Jaminan pekerjaan seumur hidup tidak lagi merupakan sebuah falsafah manajemen yang tidak tergoyahkan di jepang masa kini. Resesi ekonomi telah menggerogoti kemampuan keuangan konglomerasi terbesar sekalipun. Bahkan, Sony telah dipaksa untuk mempertimbangkan kembali kebijakan sumber daya manusianya. Saat Nobuyuki Idei menjadi presiden komisaris, dia menggelar sebuah rencana restrukturisasi yang mengurangi jumlah anggota dewan direksi dari 38 menjadi 10 dan berjanji mengurangi jumlah tenaga kerja di kantor pusat perusahaan dari angka 2.500 saat ini menjadi beberapa ratus dalam lima tahun ke depan, dan mendorong pengurangan jumlah tenaga kerja secara global sebesar 10%.

 

Bagi sebagian orang, istilah “jaminan kerja seumur” menimbulkan citra negatif seperti kemalasan, kemandekan, dan yang lebih serius lagi terkorbannya kemandirian dan individualitas. Namun di Jepang, mereka memiliki frase yang lebih halus : nihonteki keie atau ‘Manajemen Gaya Jepang’. Sebagaimana dibuktikan rekam jejak Sony, jaminan pekerjaan seumur hidup tidak berubah menjadi strategi bisnis yang tumpul. Di Sony kesetiaan dan perasaan sebagai satu keluarga ini telah menciptakan sebuah jaringan individu kreatif, cerdas, dan bersemangat dengan kepercayaan yang menjamin kecilnya tingkat pergantian karyawan dan segunung pengetahuan institusional mengenai budaya korporat inovatif dan budaya kerja Sony. Norio Ohga merupakan salah satu contoh paling cocok. Tidak seperti banyak karyawan sony lainnya yang memiliki latar belakang teknik, Ohga, presiden komisaris ke tiga Sony (1995-1999), dulunya merupakan seni music yang sedang dalam proses meniti karir menjadi seorang penyannyi opera saat Morita menemukannya. Ohga waktu itu menulis surat kritik kepada Sony dengan menunjukan cacat tape recorder pertama perusahaan itu, G-Type Tape-Recorder. Ohga menunjukkan bahwa piranti ini terlalu terdistorsi hingga tidak berguna bagi musisi.

 

Perlu ditekankan disini bahwa, walaupun kesetiaan dan kewajiban seumur hidup terhadap perusahaan mengilhami stereotip mengenai karyawan yang tumpul, di Sony, dimana kreatifitas selalu menjadi nomor satu, perusahaan berusaha untuk menjaga agar inovasi tidak mengalami masalah akibat penekanan perusahaan pada nilai – nilai keluarga. Malah, kreatifitas berkembang karena Sony berhasil menyeimbangkan antara penghormatan atas pribadi dan kebutuhan kerja sama tim. Dalam banyak hal, dengan mencapai keseimbangan ini, Sony menentang bingkai kaku perusahaan tradisional Jepang. Kesediaan Sony mengambil resiko dan bereksperimen, dan kemahirannya dalam pemawasaran yang berani dan pencitraan merek, berbeda dari dunia korporat Jepang yang bersifat hierarkis dan konservatif.
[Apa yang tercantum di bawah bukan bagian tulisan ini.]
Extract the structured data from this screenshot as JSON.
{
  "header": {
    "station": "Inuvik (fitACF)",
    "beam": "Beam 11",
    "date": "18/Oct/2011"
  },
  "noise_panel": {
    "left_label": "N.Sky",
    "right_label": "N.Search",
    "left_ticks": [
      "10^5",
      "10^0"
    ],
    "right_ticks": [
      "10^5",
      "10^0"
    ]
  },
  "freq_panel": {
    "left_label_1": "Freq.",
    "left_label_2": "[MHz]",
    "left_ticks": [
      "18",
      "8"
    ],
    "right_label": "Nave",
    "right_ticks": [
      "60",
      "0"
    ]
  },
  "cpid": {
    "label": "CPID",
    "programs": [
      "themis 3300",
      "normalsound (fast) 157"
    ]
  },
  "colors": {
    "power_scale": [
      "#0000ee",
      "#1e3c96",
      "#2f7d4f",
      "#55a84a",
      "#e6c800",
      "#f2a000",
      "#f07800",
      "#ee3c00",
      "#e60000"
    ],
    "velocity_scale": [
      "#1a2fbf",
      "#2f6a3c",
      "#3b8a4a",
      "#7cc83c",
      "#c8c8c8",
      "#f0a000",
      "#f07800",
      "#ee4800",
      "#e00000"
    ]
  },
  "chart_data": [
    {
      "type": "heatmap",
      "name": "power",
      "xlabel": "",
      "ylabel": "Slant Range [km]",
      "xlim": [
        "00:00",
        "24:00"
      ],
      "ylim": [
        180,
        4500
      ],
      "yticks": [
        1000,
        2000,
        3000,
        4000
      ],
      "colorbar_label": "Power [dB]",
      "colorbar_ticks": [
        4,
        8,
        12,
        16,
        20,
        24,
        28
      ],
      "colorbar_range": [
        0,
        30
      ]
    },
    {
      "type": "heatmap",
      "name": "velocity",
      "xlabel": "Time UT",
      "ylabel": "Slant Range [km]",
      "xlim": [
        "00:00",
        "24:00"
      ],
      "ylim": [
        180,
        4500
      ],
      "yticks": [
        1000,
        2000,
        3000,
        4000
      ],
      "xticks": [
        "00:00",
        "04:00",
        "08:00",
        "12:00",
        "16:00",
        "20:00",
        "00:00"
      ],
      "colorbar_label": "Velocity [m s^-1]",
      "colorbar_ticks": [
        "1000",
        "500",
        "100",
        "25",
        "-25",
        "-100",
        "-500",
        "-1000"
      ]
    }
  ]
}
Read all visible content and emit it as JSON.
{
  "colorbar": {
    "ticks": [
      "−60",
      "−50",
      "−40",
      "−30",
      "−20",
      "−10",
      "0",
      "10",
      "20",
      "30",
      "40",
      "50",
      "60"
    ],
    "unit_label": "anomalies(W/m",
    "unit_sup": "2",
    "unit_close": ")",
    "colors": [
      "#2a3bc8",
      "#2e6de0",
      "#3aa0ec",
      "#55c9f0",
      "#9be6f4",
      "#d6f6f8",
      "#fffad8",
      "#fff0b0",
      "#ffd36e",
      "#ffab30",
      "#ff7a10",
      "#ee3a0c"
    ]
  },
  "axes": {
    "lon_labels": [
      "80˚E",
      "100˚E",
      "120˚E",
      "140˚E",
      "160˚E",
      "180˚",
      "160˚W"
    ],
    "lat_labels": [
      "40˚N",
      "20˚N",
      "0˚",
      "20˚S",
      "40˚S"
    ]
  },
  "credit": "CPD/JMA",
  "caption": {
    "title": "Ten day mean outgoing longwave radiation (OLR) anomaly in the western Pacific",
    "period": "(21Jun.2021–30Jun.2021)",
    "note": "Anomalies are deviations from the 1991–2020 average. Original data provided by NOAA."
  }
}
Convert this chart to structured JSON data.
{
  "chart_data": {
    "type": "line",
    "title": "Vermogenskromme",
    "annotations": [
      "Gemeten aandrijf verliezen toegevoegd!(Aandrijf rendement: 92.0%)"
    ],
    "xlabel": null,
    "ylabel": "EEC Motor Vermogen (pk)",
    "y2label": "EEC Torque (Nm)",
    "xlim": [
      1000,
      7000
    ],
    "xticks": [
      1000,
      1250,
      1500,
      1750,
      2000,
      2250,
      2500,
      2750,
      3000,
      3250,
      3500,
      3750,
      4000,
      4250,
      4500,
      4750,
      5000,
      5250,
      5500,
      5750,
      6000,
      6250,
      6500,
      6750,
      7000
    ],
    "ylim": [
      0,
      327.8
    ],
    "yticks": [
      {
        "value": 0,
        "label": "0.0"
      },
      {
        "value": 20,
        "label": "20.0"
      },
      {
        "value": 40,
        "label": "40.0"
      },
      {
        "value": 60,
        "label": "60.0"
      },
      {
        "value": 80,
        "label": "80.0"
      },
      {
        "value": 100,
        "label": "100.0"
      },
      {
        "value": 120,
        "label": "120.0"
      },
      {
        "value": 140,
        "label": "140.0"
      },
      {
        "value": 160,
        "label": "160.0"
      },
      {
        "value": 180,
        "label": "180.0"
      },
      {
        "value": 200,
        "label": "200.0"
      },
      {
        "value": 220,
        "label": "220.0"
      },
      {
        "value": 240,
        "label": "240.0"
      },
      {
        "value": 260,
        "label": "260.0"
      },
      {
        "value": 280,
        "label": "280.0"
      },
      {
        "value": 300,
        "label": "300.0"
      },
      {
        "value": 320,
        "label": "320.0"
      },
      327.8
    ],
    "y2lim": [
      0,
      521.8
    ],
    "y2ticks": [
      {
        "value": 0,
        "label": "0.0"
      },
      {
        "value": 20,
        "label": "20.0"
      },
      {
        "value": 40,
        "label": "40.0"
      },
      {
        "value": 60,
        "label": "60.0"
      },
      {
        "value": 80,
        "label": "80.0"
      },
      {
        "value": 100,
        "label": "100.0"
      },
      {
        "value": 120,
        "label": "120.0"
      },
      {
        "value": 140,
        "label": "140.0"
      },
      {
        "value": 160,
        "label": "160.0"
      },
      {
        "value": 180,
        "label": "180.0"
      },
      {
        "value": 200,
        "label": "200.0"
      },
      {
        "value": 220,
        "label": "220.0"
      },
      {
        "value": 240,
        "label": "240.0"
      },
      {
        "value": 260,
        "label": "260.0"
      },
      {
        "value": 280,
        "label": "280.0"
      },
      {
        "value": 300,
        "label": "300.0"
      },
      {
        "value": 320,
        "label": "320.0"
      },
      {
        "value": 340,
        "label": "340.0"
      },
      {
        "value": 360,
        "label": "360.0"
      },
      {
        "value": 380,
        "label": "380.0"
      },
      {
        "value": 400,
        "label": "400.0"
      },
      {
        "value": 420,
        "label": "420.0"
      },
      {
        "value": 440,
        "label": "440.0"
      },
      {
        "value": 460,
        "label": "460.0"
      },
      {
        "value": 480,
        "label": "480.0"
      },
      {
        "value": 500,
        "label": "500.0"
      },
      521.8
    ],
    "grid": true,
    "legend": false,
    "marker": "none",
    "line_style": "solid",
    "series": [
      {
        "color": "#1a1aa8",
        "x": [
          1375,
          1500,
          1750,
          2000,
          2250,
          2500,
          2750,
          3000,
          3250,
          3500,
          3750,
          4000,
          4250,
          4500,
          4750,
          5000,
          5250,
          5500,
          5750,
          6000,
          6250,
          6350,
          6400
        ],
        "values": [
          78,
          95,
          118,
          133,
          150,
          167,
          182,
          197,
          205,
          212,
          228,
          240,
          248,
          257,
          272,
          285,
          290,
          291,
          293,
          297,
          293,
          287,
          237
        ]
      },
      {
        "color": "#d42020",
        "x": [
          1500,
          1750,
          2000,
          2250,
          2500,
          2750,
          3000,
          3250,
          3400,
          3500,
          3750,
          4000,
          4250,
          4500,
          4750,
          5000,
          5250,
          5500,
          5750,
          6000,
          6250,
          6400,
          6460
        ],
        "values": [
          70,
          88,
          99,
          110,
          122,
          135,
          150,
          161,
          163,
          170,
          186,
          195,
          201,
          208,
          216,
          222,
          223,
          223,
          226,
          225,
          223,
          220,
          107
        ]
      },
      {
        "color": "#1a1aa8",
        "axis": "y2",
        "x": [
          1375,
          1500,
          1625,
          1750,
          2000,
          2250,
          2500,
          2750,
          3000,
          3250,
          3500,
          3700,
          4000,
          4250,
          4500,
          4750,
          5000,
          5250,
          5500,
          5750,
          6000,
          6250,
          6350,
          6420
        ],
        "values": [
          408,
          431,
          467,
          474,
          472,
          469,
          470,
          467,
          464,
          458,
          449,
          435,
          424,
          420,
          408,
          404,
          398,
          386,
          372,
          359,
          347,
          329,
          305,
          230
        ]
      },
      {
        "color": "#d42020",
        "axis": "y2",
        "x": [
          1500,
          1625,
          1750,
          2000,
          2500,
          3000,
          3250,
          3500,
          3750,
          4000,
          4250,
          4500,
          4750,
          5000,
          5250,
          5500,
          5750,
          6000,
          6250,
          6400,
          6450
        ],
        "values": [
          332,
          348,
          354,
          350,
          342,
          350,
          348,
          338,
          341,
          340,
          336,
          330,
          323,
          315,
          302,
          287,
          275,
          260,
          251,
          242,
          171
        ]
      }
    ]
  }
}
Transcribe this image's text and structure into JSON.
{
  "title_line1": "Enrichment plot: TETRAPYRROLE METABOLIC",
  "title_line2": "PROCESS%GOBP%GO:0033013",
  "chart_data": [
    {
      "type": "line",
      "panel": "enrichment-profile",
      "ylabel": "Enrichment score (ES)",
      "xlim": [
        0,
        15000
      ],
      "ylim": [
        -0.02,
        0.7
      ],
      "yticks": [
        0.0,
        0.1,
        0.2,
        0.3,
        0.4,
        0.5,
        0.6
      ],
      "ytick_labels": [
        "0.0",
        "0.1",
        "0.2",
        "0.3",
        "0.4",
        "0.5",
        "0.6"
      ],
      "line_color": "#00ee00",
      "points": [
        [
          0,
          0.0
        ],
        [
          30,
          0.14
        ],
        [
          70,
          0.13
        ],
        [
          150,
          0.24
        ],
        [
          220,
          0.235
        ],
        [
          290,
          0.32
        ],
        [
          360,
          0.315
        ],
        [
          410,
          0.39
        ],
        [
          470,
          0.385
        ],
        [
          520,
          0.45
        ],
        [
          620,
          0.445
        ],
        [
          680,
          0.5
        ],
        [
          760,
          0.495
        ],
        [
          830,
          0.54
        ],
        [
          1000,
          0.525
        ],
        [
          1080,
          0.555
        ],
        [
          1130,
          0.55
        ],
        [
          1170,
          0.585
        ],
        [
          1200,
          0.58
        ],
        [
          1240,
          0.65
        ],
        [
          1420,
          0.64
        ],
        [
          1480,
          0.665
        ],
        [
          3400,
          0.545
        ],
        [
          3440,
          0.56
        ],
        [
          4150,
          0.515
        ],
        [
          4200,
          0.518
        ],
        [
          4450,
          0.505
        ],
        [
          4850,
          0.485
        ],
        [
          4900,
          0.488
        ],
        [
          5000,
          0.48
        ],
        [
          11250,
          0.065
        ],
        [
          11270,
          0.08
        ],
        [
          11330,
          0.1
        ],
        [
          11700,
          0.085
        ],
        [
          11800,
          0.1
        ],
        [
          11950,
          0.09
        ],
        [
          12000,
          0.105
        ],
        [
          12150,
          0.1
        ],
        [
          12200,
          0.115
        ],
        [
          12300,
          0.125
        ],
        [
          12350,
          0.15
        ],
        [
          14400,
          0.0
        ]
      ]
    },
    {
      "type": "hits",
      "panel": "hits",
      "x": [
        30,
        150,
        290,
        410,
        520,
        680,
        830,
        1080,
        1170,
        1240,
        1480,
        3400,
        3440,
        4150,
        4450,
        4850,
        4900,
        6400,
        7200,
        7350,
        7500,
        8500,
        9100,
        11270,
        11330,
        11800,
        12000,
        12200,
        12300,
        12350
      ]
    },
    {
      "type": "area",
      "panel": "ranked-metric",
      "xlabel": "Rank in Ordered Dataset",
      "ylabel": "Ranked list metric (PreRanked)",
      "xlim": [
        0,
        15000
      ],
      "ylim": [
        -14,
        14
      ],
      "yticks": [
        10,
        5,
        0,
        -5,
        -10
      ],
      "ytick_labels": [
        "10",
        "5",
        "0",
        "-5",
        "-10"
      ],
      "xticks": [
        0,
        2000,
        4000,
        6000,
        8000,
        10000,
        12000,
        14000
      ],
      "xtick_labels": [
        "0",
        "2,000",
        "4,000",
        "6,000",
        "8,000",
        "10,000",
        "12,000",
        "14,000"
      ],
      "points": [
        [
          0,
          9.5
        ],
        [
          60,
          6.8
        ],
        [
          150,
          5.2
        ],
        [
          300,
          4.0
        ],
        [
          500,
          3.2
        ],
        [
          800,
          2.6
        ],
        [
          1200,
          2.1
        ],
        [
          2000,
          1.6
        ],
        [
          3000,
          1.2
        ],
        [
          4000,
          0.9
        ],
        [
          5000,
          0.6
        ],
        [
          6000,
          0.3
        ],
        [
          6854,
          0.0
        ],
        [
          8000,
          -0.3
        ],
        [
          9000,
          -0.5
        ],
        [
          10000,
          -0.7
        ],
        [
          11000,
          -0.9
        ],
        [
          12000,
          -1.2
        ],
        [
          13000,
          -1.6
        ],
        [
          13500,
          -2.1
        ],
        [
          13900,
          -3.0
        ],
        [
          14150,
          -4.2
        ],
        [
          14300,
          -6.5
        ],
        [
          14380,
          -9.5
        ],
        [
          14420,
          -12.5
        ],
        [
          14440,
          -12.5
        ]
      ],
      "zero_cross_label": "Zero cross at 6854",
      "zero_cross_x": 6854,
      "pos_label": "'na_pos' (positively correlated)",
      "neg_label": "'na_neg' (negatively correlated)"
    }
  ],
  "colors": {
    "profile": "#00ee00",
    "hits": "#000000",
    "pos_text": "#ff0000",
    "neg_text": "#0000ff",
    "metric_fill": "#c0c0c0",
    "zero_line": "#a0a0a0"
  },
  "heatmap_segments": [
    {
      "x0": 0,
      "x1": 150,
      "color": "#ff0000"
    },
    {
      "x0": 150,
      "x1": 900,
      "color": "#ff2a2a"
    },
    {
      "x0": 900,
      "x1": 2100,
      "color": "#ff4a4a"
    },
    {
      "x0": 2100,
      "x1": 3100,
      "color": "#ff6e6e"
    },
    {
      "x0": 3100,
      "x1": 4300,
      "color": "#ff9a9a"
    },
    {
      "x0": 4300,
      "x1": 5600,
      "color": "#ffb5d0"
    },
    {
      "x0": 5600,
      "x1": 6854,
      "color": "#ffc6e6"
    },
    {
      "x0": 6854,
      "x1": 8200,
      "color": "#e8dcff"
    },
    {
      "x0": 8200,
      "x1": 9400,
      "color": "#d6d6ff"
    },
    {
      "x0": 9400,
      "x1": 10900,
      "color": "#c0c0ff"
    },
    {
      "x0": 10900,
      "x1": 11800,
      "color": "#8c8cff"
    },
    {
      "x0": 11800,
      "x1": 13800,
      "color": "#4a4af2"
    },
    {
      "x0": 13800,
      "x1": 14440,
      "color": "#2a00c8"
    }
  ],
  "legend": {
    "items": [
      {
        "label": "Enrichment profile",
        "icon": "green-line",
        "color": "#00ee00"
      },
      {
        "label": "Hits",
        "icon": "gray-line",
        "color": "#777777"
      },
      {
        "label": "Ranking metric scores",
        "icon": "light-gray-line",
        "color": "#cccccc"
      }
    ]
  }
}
“ Semua orang diajarkan untuk bertindak seperti anggota keluarga yang siap melakukan apa pun yang di butuhkan”

Akio Morita, pendiri

Untuk benar – benar memahami bagaimana Sony mempertahankan keseimbangan ini, terlebih dahulu perlu memahami dan menghargai pendekatan Inovatif yang diambil sejak awal oleh Ibuka, Morita, dan tim mereka. Melalui sikap saling percaya dan keyakinan bersama mengenai keluarga baru ini, mereka membangun sebuah fondasi yang dapat mereka jadikan pijakan bersama untuk bermimpi menjadikan perusahaan kecil ini menjadi sesuatu yang besar.

Tidak Apa-apa Berbuat Salah

Para manajer Barat memelopori konsep akuntabilitas di tempat kerja, sebuah cara untuk mengukur kinerja dan produktivitas setiap pekerja untuk menentukan promosi, upah, dan demosi. Di Sony, pertanyaan seperti “Bagaimana perkembangan Proyekmu?” dan “Apakah risetmu menghasilkan produk baru ?” memainkan peran penting dalam menilai kinerja seseorang karyawan. Pertanyaan seperti itu penting karena menunjukan gairah untuk terus berinovasi, sesuatu yang merupakan inti semangat korporat Sony. Namun pada saat bersamaan, para pendiri Sony juga percaya bahwa mereka harus mendorong karyawan mereka untuk bersikap mandiri dan mengambil resiko terukur. Dalam dunia peloporan, resiko harus diambil, dan dalam prosesnya, kesalahan akan terjadi. Dibanyak perusahaan, kesalahaan sering mengakibatkan hukuman demosi, pengurangan upah, atau pemecatan. Namun di Sony, para eksekutif berpendapat bahwa tindakan yang menekankan tanggung jawab individu terlalu besar seperti itu tidaklah bijak dan tidak perlu. “semua orang diajarkan untuk bertindak seperti anggota keluarga yang siap melakukan apa pun yang dibutuhkan,” tulis Akio Morita dalam otobiografinya tahun 1985, Made In Japan. “Dalam pandangan saya, yang penting bukanlah menimpakan kesalahan pada seseorang, melainkan mencari tahu apa penyebab kesalahan itu.”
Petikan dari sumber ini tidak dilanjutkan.